Said Brewers first base coach Garth Iorg, who worked with Kjeldgaard in the Minors: "He's always going to strike out, but when he touches it, it goes."

Last call

• Injured Brewers relievers Brandon Kintzler (triceps) and Manny Parra (elbow) are struggling at the team's rehab facility in Phoenix, Ash said. Kintzler underwent another MRI scan on Friday to determine if there have been changes in his sore right triceps. The results are still pending. And the Brewers are considering "other forms of intervention," for Parra, who has a strained ulnar collateral ligament and flexor tendon in his left elbow. Ash could not detail that intervention because it was still being formulated, though he was not talking about Tommy John surgery.
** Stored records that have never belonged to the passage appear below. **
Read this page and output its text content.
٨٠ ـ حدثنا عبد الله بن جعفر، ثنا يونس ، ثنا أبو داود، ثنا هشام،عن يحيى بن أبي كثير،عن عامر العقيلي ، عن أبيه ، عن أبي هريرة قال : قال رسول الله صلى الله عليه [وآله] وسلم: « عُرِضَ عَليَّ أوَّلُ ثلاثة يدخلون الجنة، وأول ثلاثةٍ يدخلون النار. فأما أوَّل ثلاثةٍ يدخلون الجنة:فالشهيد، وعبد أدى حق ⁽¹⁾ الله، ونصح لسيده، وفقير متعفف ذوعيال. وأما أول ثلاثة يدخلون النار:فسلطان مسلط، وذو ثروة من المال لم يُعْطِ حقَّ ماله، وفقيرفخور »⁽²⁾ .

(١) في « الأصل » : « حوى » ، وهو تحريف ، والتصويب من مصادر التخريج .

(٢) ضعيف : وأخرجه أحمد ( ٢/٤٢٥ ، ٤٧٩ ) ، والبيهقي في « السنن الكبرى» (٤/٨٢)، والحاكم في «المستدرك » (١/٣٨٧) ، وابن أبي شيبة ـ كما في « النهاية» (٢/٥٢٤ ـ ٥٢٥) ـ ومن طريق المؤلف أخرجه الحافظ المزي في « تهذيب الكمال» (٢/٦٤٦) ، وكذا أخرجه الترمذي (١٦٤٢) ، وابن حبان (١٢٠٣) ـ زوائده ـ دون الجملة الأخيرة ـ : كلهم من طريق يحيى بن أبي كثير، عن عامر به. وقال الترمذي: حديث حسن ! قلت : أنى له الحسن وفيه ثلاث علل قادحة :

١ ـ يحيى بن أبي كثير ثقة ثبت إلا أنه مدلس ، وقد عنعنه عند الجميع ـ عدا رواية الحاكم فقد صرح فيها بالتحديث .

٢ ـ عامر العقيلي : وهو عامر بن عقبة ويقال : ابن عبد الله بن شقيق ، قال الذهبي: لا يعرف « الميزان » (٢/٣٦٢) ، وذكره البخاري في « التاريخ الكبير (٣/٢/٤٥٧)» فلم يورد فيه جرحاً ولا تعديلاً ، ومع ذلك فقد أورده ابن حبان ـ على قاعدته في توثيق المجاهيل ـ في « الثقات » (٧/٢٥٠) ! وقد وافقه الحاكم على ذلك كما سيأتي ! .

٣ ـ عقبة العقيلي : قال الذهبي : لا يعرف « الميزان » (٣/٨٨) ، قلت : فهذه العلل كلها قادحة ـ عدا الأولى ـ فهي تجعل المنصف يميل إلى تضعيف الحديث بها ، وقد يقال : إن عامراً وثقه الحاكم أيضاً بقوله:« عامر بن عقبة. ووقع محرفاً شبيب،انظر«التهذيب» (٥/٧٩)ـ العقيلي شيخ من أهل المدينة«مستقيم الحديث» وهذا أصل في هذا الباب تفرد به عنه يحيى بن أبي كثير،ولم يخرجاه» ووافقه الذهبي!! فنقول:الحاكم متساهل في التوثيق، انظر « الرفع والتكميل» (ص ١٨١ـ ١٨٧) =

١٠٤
Asked whether the problem was only physical or something else, Ash said. "I can't tell you that. I'm not sure he can tell you that. You just treat the physical conditions that present themselves, and he gets two-thirds of the way up the hill, and then has to slide back down. We're going to try to get him something that will get him over the hill."

• Left-hander Mitch Stetter (hip) was doing better, Ash said, and had advanced to "incline throwing." That means throwing from part of the way up the pitcher's mound.

• Top pitching prospect Mark Rogers had gotten some relief from carpal tunnel syndrome in his right wrist thanks to a cortisone injection, but will need surgery at some point, according to Ash. Rogers is throwing off flat ground and hoping to delay surgery until after the season.